Age-dependent back-calculation models can take a long time to fit. On resource-constrained systems (e.g. SLURM clusters with time limits), checkpointing allows you to fit the model in stages, saving intermediate results that can be resumed if the job is interrupted.

Basic checkpointing

Pass checkpoint_dir and iter_per_chunk to run_backcalc() to enable checkpointing. The model will fit in chunks of iter_per_chunk sampling iterations, saving a checkpoint after each chunk.

sim_diags <- simulate_diagnoses(age = TRUE, h_pattern = "increasing")

hiv_list <- run_backcalc(
  sim_diags,
  iter_warmup = 1000,
  iter_sampling = 2000,
  checkpoint_dir = "checkpoints",
  iter_per_chunk = 500
)

This will run:

  1. 2 chunks of 500 warmup iterations each, with a checkpoint saved after each chunk
  2. 4 chunks of 500 sampling iterations each, with a checkpoint saved after each chunk

Resuming interrupted fits

If a job is interrupted, simply re-run the same code. run_backcalc() will detect existing checkpoints and resume from the last completed chunk:

# re-run the same code — automatically resumes from checkpoint
hiv_list <- run_backcalc(
  sim_diags,
  iter_warmup = 1000,
  iter_sampling = 2000,
  checkpoint_dir = "checkpoints",
  iter_per_chunk = 500
)

Creating initial values from a previous fit

For fine-tuning or extending a previous fit, use create_stan_inits() to extract the last iteration’s parameter values and pass them to a new run:

# fit a short initial run
short_fit <- run_backcalc(
  sim_diags,
  iter_warmup = 500,
  iter_sampling = 500
)

# extract initial values
inits <- create_stan_inits(short_fit$fit)

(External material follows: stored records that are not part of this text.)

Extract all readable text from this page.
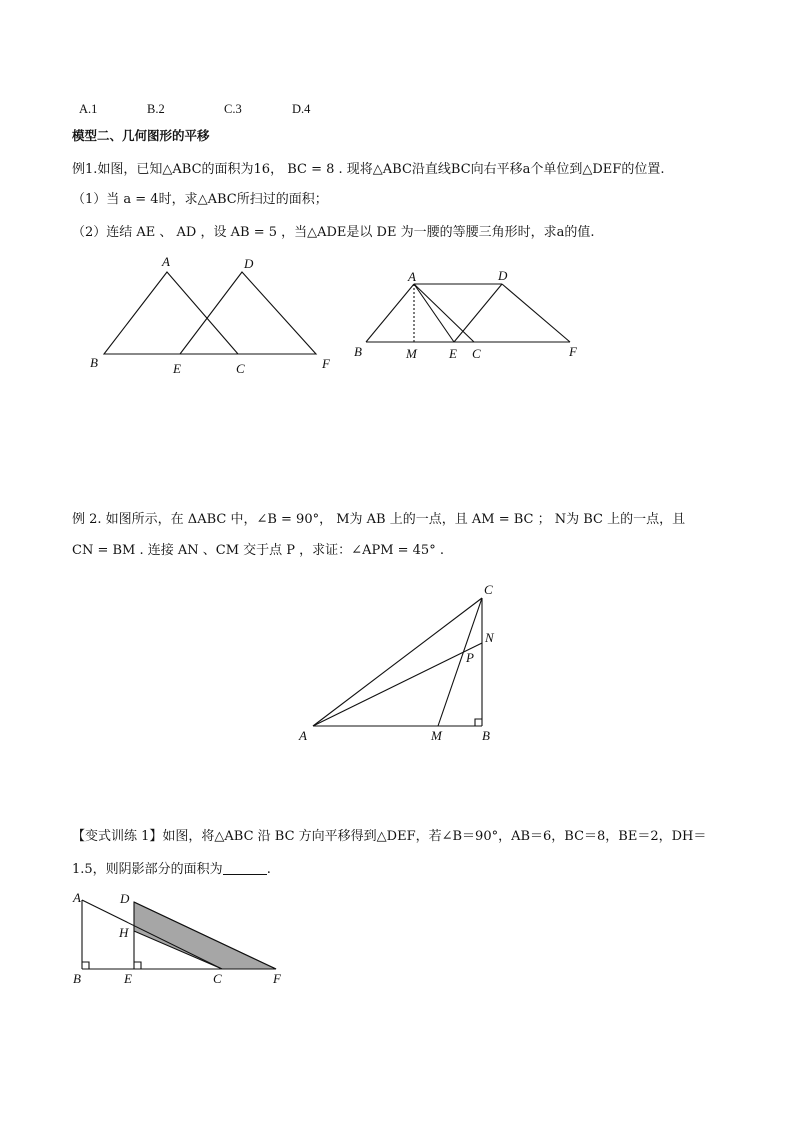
A.1	B.2	C.3	D.4
模型二、几何图形的平移
例1.如图，已知△ABC的面积为16， BC = 8 . 现将△ABC沿直线BC向右平移a个单位到△DEF的位置.
（1）当 a = 4时，求△ABC所扫过的面积；
（2）连结 AE 、 AD ，设 AB = 5 ，当△ADE是以 DE 为一腰的等腰三角形时，求a的值.
A	D
B	E	C	F
A	D
B	M E C	F
例 2. 如图所示，在 ΔABC 中，∠B = 90°， M为 AB 上的一点，且 AM = BC ； N为 BC 上的一点，且
CN = BM . 连接 AN 、CM 交于点 P ，求证：∠APM = 45° .
C
N
P
A	M	B
【变式训练 1】如图，将△ABC 沿 BC 方向平移得到△DEF，若∠B＝90°，AB＝6，BC＝8，BE＝2，DH＝
1.5，则阴影部分的面积为	.
A	D
H
B	E	C	F
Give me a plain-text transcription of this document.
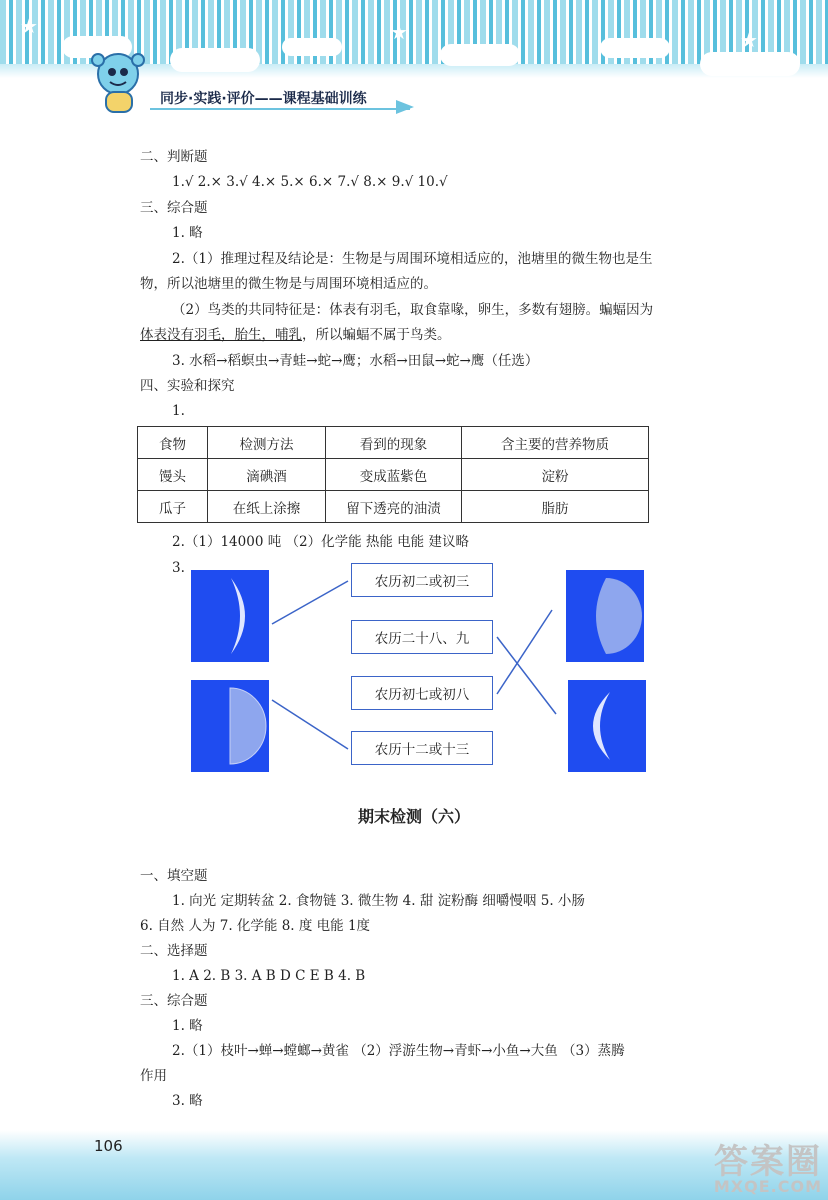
★	★	★
同步·实践·评价——课程基础训练
二、判断题
1.√ 2.× 3.√ 4.× 5.× 6.× 7.√ 8.× 9.√ 10.√
三、综合题
1. 略
2.（1）推理过程及结论是：生物是与周围环境相适应的，池塘里的微生物也是生
物，所以池塘里的微生物是与周围环境相适应的。
（2）鸟类的共同特征是：体表有羽毛，取食靠喙，卵生，多数有翅膀。蝙蝠因为
体表没有羽毛，胎生，哺乳，所以蝙蝠不属于鸟类。
3. 水稻→稻螟虫→青蛙→蛇→鹰；水稻→田鼠→蛇→鹰（任选）
四、实验和探究
1.
食物	检测方法	看到的现象	含主要的营养物质
馒头	滴碘酒	变成蓝紫色	淀粉
瓜子	在纸上涂擦	留下透亮的油渍	脂肪
2.（1）14000 吨 （2）化学能 热能 电能 建议略
3.
农历初二或初三
农历二十八、九
农历初七或初八
农历十二或十三
期末检测（六）
一、填空题
1. 向光 定期转盆 2. 食物链 3. 微生物 4. 甜 淀粉酶 细嚼慢咽 5. 小肠
6. 自然 人为 7. 化学能 8. 度 电能 1度
二、选择题
1. A 2. B 3. A B D C E B 4. B
三、综合题
1. 略
2.（1）枝叶→蝉→螳螂→黄雀 （2）浮游生物→青虾→小鱼→大鱼 （3）蒸腾
作用
3. 略
106	答案圈
MXQE.COM
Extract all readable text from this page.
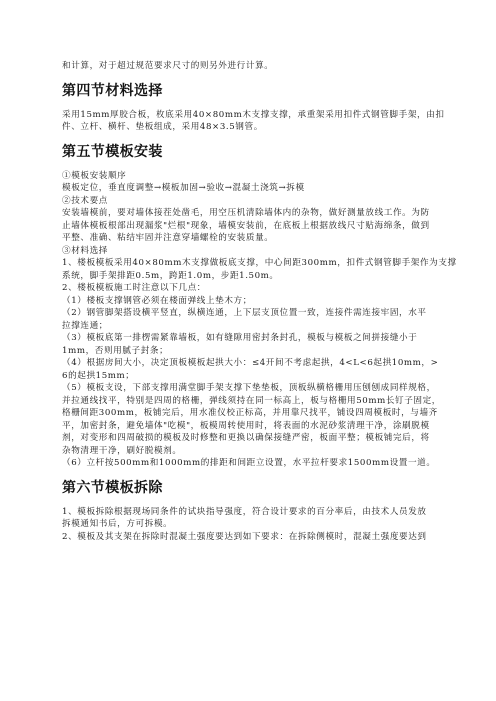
和计算，对于超过规范要求尺寸的则另外进行计算。

第四节材料选择

采用15mm厚胶合板，枚底采用40×80mm木支撑支撑，承重架采用扣件式钢管脚手架，由扣

件、立杆、横杆、垫板组成，采用48×3.5钢管。

第五节模板安装

①模板安装顺序

模板定位，垂直度调整→模板加固→验收→混凝土浇筑→拆模

②技术要点

安装墙模前，要对墙体接茬处凿毛，用空压机清除墙体内的杂物，做好测量放线工作。为防

止墙体模板根部出现漏浆"烂根"现象，墙模安装前，在底板上根据放线尺寸贴海绵条，做到

平整、准确、粘结牢固并注意穿墙螺栓的安装质量。

③材料选择

1、楼板模板采用40×80mm木支撑做板底支撑，中心间距300mm，扣件式钢管脚手架作为支撑

系统，脚手架排距0.5m，跨距1.0m，步距1.50m。

2、楼板模板施工时注意以下几点：

（1）楼板支撑钢管必须在楼面弹线上垫木方；

（2）钢管脚架搭设横平竖直，纵横连通，上下层支顶位置一致，连接件需连接牢固，水平

拉撑连通；

（3）模板底第一排楞需紧靠墙板，如有缝隙用密封条封孔，模板与模板之间拼接缝小于

1mm，否则用腻子封条；

（4）根据房间大小，决定顶板模板起拱大小：≤4开间不考虑起拱，4<L<6起拱10mm，>

6的起拱15mm；

（5）模板支设，下部支撑用满堂脚手架支撑下垫垫板，顶板纵横格栅用压刨刨成同样规格，

并拉通线找平，特别是四周的格栅，弹线须持在同一标高上，板与格栅用50mm长钉子固定，

格栅间距300mm，板铺完后，用水准仪校正标高，并用靠尺找平，铺设四周模板时，与墙齐

平，加密封条，避免墙体"吃模"，板模周转使用时，将表面的水泥砂浆清理干净，涂刷脱模

剂，对变形和四周破损的模板及时修整和更换以确保接缝严密，板面平整；模板铺完后，将

杂物清理干净，刷好脱模剂。

（6）立杆按500mm和1000mm的排距和间距立设置，水平拉杆要求1500mm设置一道。

第六节模板拆除

1、模板拆除根据现场同条件的试块指导强度，符合设计要求的百分率后，由技术人员发放

拆模通知书后，方可拆模。

2、模板及其支架在拆除时混凝土强度要达到如下要求：在拆除侧模时，混凝土强度要达到
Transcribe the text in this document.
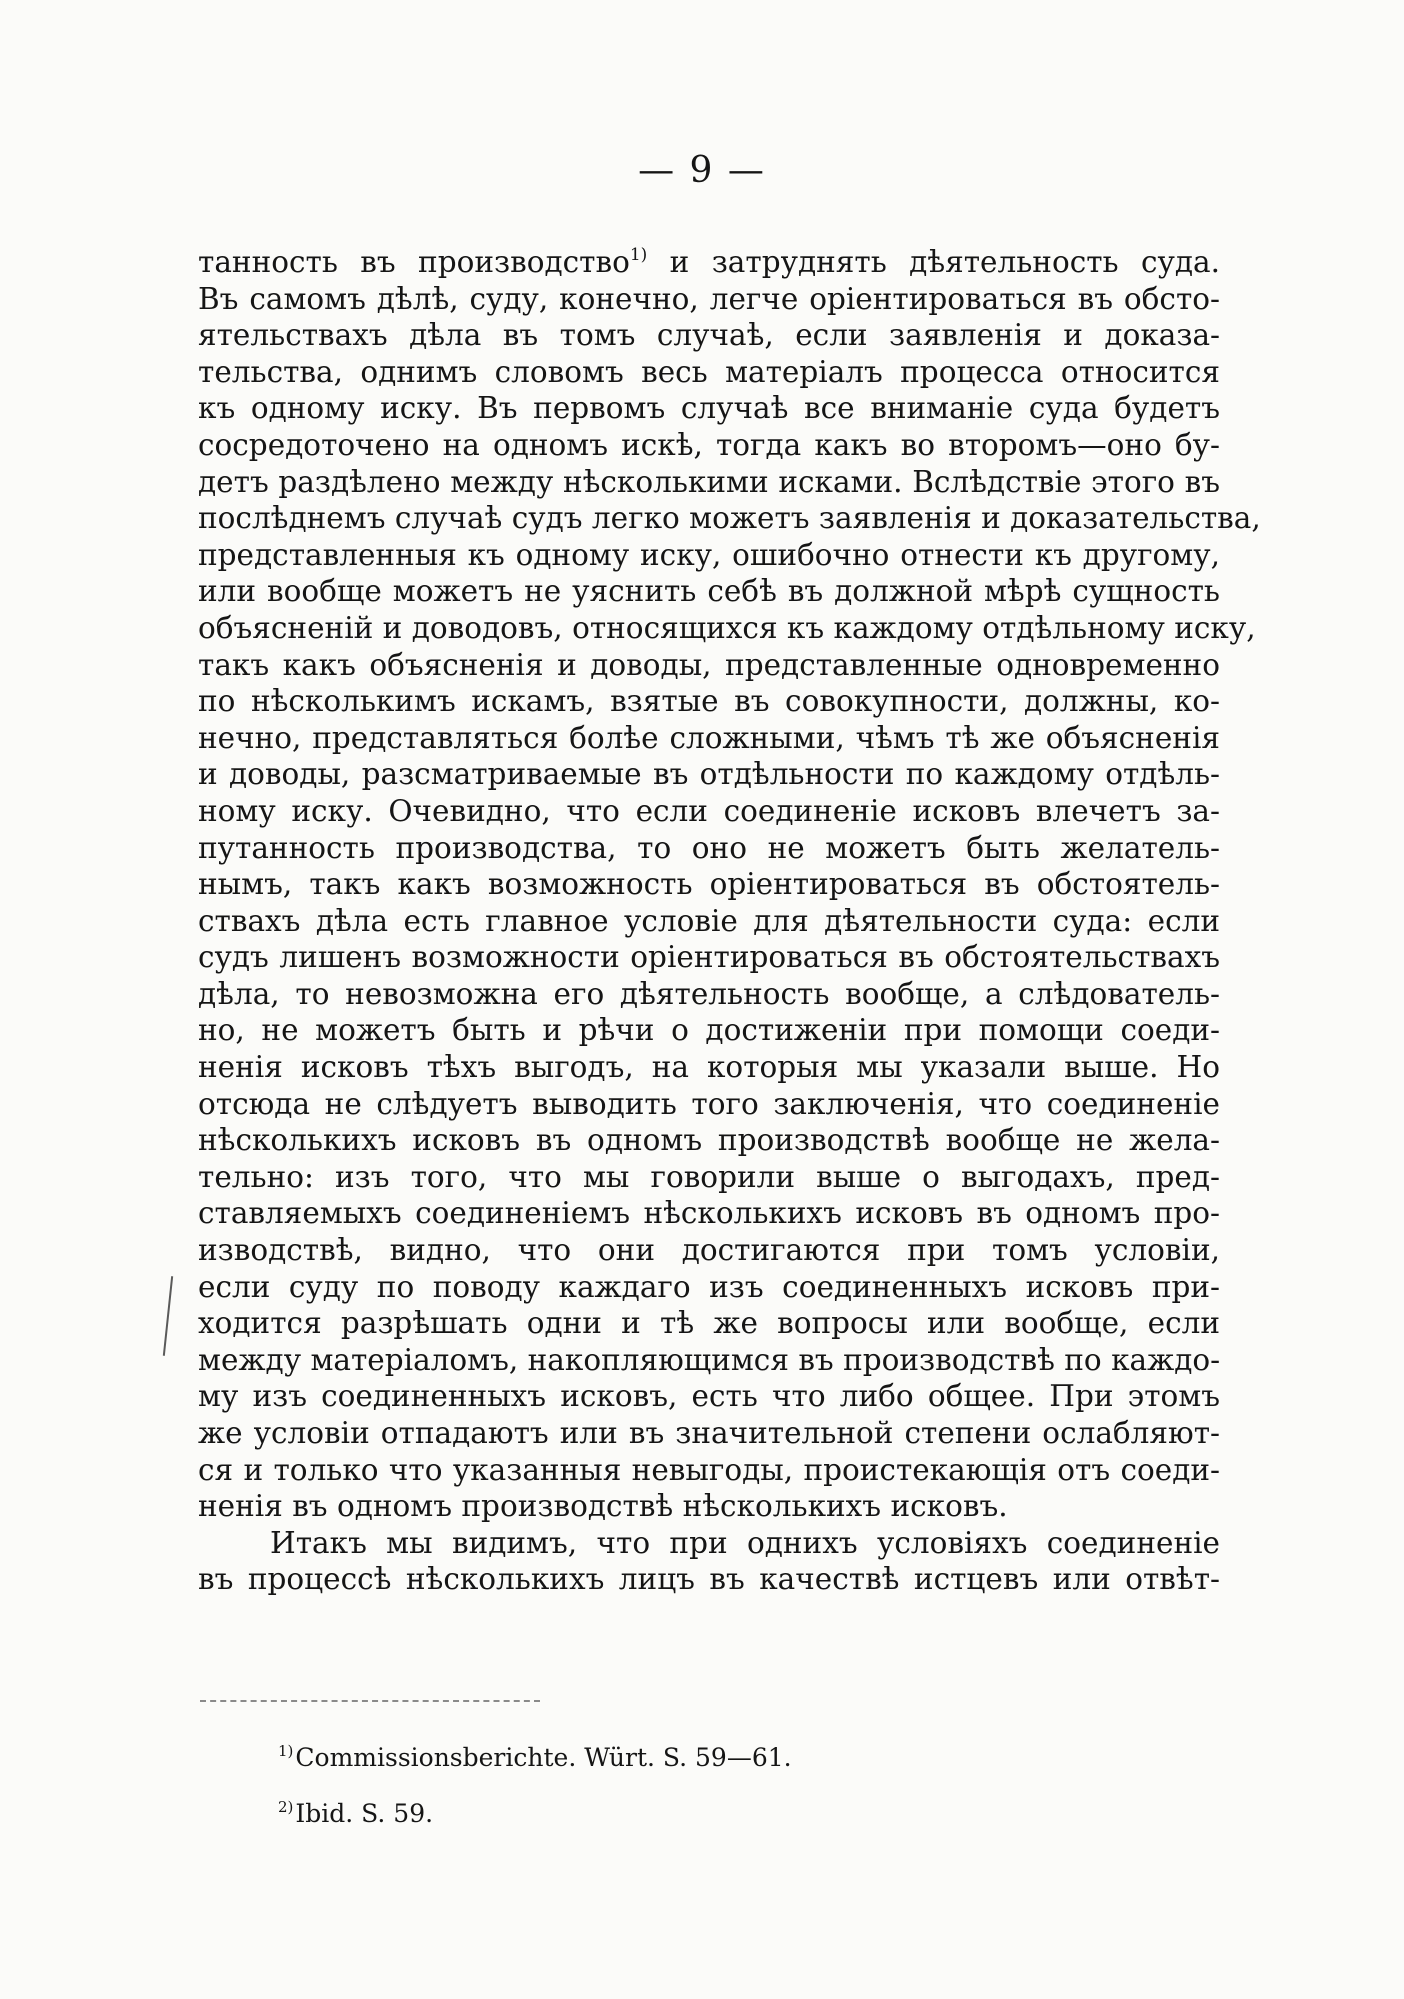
— 9 —
танность въ производство$^{1)}$ и затруднять дѣятельность суда.
Въ самомъ дѣлѣ, суду, конечно, легче оріентироваться въ обсто-
ятельствахъ дѣла въ томъ случаѣ, если заявленія и доказа-
тельства, однимъ словомъ весь матеріалъ процесса относится
къ одному иску. Въ первомъ случаѣ все вниманіе суда будетъ
сосредоточено на одномъ искѣ, тогда какъ во второмъ—оно бу-
детъ раздѣлено между нѣсколькими исками. Вслѣдствіе этого въ
послѣднемъ случаѣ судъ легко можетъ заявленія и доказательства,
представленныя къ одному иску, ошибочно отнести къ другому,
или вообще можетъ не уяснить себѣ въ должной мѣрѣ сущность
объясненій и доводовъ, относящихся къ каждому отдѣльному иску,
такъ какъ объясненія и доводы, представленные одновременно
по нѣсколькимъ искамъ, взятые въ совокупности, должны, ко-
нечно, представляться болѣе сложными, чѣмъ тѣ же объясненія
и доводы, разсматриваемые въ отдѣльности по каждому отдѣль-
ному иску. Очевидно, что если соединеніе исковъ влечетъ за-
путанность производства, то оно не можетъ быть желатель-
нымъ, такъ какъ возможность оріентироваться въ обстоятель-
ствахъ дѣла есть главное условіе для дѣятельности суда: если
судъ лишенъ возможности оріентироваться въ обстоятельствахъ
дѣла, то невозможна его дѣятельность вообще, а слѣдователь-
но, не можетъ быть и рѣчи о достиженіи при помощи соеди-
ненія исковъ тѣхъ выгодъ, на которыя мы указали выше. Но
отсюда не слѣдуетъ выводить того заключенія, что соединеніе
нѣсколькихъ исковъ въ одномъ производствѣ вообще не жела-
тельно: изъ того, что мы говорили выше о выгодахъ, пред-
ставляемыхъ соединеніемъ нѣсколькихъ исковъ въ одномъ про-
изводствѣ, видно, что они достигаются при томъ условіи,
если суду по поводу каждаго изъ соединенныхъ исковъ при-
ходится разрѣшать одни и тѣ же вопросы или вообще, если
между матеріаломъ, накопляющимся въ производствѣ по каждо-
му изъ соединенныхъ исковъ, есть что либо общее. При этомъ
же условіи отпадаютъ или въ значительной степени ослабляют-
ся и только что указанныя невыгоды, проистекающія отъ соеди-
ненія въ одномъ производствѣ нѣсколькихъ исковъ.
Итакъ мы видимъ, что при однихъ условіяхъ соединеніе
въ процессѣ нѣсколькихъ лицъ въ качествѣ истцевъ или отвѣт-
$^{1)}$Commissionsberichte. Würt. S. 59—61.
$^{2)}$Ibid. S. 59.
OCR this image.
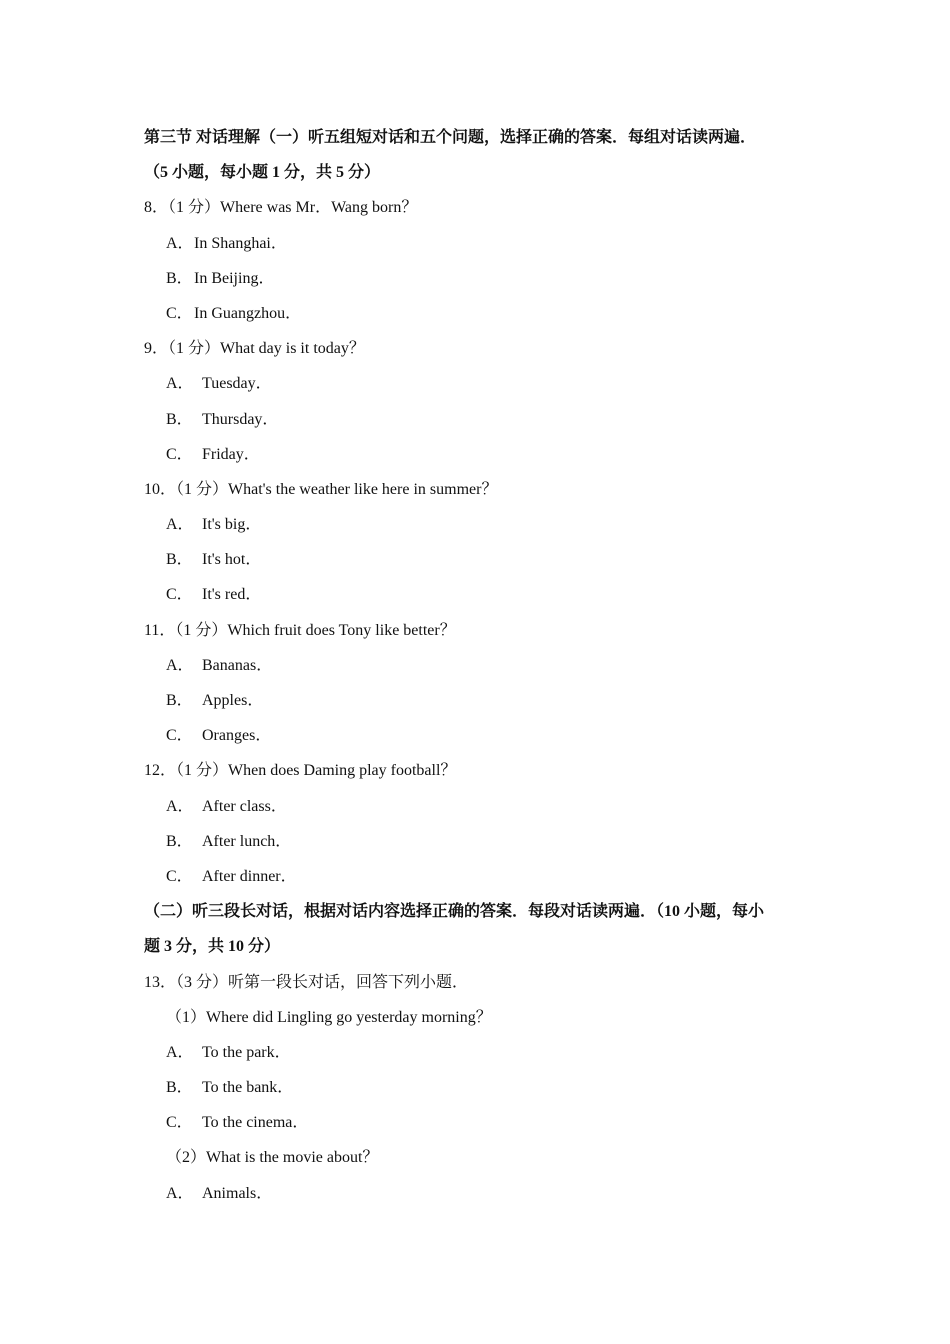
第三节 对话理解（一）听五组短对话和五个问题，选择正确的答案．每组对话读两遍．
（5 小题，每小题 1 分，共 5 分）
8．（1 分）Where was Mr．Wang born？
A．In Shanghai．
B．In Beijing．
C．In Guangzhou．
9．（1 分）What day is it today？
A． Tuesday．
B． Thursday．
C． Friday．
10．（1 分）What's the weather like here in summer？
A． It's big．
B． It's hot．
C． It's red．
11．（1 分）Which fruit does Tony like better？
A． Bananas．
B． Apples．
C． Oranges．
12．（1 分）When does Daming play football？
A． After class．
B． After lunch．
C． After dinner．
（二）听三段长对话，根据对话内容选择正确的答案．每段对话读两遍．（10 小题，每小
题 3 分，共 10 分）
13．（3 分）听第一段长对话，回答下列小题．
（1）Where did Lingling go yesterday morning？
A． To the park．
B． To the bank．
C． To the cinema．
（2）What is the movie about？
A． Animals．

# reuse as starting point for a longer run
long_fit <- run_backcalc(
  sim_diags,
  iter_warmup = 500,
  iter_sampling = 1000,
  init = inits
)

The same inits object can also be passed directly to a custom cmdstanr workflow. For interrupted chunked runs within cd4backcalc, restarting via checkpoint_dir is usually simpler because it also preserves the checkpointed adaptation state.

When to use checkpointing

Checkpointing is most useful for:

  • Age-dependent models which can take hours or days to fit
  • SLURM or HPC environments with wall-time limits
  • Iterative model development where you want to extend a run without starting from scratch

For age-independent models, fitting is typically fast enough that checkpointing is unnecessary.

Single-chunk behaviour

If iter_per_chunk is greater than or equal to iter_sampling, no chunking occurs and the model fits in a single run.